The same could be said for the COVID-19 & Cancer Consortium as a whole. Just seven months after the consortium formed, it published a paper using data the group had gathered — an unprecedented turnaround in the research space.

Thirteen more papers have come out of the consortium since, appearing in prestigious journals including The Lancet, Cancer Cell and various JAMA publications, and covering a range of crucial topics such as geriatric risk factors for serious COVID-19 outcomes among older adults with cancer and racial disparities and regional variability in COVID-19 outcomes among patients with cancer.

“It shows you that with a little bit of elbow grease, people thinking creatively and this sense of urgency, we are able to break through a lot of the traditional barriers,” Friese says.

“We can already see there’s great potential for this beyond COVID-19. It’s catalyzed a new approach of rapid cycle research. Now that we’ve developed the platforms, we know we can do this.”

Continuing trials

In the Oncology Clinical Trials Support Unit (O-CTSU), all didn’t stop at the start of the pandemic.

Although the unit paused enrollments for new clinical trials during the first four months of the pandemic, existing trials with a potential therapeutic benefit kept going.
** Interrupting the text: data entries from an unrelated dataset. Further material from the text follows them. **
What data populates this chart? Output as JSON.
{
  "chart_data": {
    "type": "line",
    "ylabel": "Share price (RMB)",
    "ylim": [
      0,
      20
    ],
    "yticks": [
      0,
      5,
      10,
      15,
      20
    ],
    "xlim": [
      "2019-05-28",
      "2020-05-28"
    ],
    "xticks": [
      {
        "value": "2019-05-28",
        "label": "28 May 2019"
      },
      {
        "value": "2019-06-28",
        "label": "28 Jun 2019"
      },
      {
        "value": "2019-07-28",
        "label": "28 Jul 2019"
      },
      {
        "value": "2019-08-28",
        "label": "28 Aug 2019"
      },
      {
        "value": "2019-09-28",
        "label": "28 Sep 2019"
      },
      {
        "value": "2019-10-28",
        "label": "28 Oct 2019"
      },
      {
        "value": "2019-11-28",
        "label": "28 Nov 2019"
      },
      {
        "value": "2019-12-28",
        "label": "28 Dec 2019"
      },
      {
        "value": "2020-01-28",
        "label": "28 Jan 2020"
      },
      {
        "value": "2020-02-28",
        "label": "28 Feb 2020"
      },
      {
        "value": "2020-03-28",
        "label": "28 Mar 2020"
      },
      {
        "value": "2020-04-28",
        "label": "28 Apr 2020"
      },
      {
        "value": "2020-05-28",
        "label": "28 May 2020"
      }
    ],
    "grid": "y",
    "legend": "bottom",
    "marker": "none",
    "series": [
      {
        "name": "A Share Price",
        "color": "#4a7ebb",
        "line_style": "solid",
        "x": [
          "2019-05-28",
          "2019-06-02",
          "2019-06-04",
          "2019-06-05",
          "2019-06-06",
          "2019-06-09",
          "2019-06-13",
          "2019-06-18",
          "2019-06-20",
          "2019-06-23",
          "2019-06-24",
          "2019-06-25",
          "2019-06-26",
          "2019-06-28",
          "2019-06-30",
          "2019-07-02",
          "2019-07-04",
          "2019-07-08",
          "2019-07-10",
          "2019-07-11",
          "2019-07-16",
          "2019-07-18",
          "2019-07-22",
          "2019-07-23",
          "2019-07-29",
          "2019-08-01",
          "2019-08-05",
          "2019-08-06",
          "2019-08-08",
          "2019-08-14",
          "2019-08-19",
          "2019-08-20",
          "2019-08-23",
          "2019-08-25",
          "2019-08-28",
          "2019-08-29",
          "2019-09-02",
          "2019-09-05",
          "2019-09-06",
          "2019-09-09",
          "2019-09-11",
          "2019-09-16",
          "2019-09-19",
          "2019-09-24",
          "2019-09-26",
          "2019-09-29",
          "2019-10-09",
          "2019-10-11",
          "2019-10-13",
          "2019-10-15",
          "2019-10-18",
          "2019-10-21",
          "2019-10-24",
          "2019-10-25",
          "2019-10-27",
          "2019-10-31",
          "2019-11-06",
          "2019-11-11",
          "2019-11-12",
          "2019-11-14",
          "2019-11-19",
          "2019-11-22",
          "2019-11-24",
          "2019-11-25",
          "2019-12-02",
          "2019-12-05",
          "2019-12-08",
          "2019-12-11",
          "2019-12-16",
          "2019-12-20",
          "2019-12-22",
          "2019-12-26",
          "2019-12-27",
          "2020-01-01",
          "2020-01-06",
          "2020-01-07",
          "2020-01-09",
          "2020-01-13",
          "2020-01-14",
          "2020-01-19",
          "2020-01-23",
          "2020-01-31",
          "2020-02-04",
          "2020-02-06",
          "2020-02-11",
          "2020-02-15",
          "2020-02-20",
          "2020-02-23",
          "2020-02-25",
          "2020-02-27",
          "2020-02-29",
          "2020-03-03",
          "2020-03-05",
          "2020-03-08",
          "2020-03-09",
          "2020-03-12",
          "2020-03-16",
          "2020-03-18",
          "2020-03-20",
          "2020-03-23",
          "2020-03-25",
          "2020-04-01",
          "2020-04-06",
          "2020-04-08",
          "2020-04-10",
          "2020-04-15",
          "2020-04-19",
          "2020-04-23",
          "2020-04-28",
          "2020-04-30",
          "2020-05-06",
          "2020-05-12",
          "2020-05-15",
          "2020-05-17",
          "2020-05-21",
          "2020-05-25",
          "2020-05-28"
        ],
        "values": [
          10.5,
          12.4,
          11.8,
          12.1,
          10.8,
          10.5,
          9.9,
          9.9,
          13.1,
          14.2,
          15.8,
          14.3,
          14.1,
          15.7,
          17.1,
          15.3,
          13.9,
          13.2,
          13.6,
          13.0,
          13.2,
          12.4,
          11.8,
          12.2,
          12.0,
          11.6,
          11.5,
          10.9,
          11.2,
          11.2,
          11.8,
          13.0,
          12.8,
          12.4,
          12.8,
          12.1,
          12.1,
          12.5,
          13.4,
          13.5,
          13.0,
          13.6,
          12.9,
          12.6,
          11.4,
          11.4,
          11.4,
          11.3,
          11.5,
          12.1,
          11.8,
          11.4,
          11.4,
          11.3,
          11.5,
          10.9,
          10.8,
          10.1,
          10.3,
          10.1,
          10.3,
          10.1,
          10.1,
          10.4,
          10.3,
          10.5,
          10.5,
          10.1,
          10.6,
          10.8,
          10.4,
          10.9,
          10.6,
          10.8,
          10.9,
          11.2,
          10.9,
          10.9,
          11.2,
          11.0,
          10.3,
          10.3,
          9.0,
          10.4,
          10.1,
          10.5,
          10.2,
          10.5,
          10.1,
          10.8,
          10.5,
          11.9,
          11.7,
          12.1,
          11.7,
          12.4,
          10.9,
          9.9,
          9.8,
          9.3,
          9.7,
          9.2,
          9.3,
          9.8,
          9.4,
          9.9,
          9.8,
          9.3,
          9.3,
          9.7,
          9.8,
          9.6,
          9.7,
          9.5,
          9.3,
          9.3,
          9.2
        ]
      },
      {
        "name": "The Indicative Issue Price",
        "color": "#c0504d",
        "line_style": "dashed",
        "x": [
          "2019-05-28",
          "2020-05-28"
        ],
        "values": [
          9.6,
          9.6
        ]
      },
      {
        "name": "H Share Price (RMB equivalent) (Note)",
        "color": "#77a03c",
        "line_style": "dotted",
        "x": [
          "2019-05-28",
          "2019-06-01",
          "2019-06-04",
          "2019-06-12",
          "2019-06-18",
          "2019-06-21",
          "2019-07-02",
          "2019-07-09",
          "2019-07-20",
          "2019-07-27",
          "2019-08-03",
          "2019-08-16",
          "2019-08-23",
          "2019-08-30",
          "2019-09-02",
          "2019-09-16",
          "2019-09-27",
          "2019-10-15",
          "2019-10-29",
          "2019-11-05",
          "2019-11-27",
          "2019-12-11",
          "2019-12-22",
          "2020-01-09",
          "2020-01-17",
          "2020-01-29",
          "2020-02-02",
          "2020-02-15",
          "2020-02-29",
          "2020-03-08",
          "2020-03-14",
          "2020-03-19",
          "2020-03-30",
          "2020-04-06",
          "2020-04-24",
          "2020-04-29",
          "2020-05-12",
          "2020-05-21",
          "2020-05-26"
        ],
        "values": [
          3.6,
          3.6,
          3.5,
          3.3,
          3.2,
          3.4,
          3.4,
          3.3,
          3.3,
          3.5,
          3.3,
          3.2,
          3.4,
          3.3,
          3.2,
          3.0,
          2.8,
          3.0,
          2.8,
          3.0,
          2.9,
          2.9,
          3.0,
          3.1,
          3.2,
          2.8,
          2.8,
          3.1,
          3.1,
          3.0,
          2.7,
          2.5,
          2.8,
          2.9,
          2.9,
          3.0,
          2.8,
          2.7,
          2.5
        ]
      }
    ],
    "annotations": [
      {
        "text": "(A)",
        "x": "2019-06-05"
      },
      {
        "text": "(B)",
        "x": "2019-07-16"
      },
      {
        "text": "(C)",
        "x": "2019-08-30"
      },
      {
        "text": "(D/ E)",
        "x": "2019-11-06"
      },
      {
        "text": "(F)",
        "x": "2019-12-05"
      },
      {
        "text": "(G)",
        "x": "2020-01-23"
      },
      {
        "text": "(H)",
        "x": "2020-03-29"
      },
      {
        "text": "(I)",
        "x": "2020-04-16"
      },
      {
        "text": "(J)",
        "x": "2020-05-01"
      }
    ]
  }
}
But the group needed to figure out how to make the trial logistics possible when their on-site presence was extremely limited.

Like so much else during the pandemic, the answer lay with pivoting to virtual, creating consent forms that could be signed online and conducting study visits remotely when possible.

“Most patients were doing virtual visits. Very few were coming in person,” says Sujata Guduri, administrative manager for the O-CTSU’s clinic research group operations.

Yet one crucial element of clinical trials was a lot more complicated to do asynchronously: getting drugs to patients.

Michigan Medicine’s research pharmacy already had some experience shipping medications on a limited basis, but now they needed to scale up — and cut through all kinds of red tape.

If a study medication was considered an investigational new drug, federal laws allowed for it to be shipped across state lines without restriction. Otherwise, Michigan Medicine needed to be cognizant of mail order pharmacy regulations regarding shipping to other states. Plus, the pharmacy needed permission from the study’s principal investigator and the study sponsor.

If everyone signed off, the pharmacy then needed to ensure the drug arrived within the required timeframe and that the correct temperature conditions were maintained throughout shipping. When the pharmacy first decided to ship drugs, one of their most significant tasks was finding a vendor who could provide enough temperature-regulating shipping containers to mail the medications.

Finally, the drugs needed to come with the appropriate documents typically provided during in-person visits. This included things like a drug diary where patients recorded how much of a drug they took and at what time, or other instructions on how to take the drug correctly.

Once the logistics were figured out and sponsors got on board, the team created workflows that allowed study teams to make formal drug shipping requests.

Over time, study teams, sponsors and patients got used to the shift, and Kim Redic, Pharm.D., assistant director of the Research Pharmacy, says her team continues to ship more clinical trial drugs than they did pre-pandemic. She notes, however, that because of the added cost and complexity of ensuring that drugs arrive on time and in usable condition, it should happen only in specific situations in which patients are not able to receive the study medications in person.

But in those early months, when everything about the way patients accessed medicine had to be rethought, Redic says the teams understood the immense need to be flexible and to do things differently.

“We had an unquestioned lean-in,” Redic says. “We knew this was what we had to do in the interest of our efforts locally for our patients but also for the greater needs of society. People didn’t question or complain. They just did.”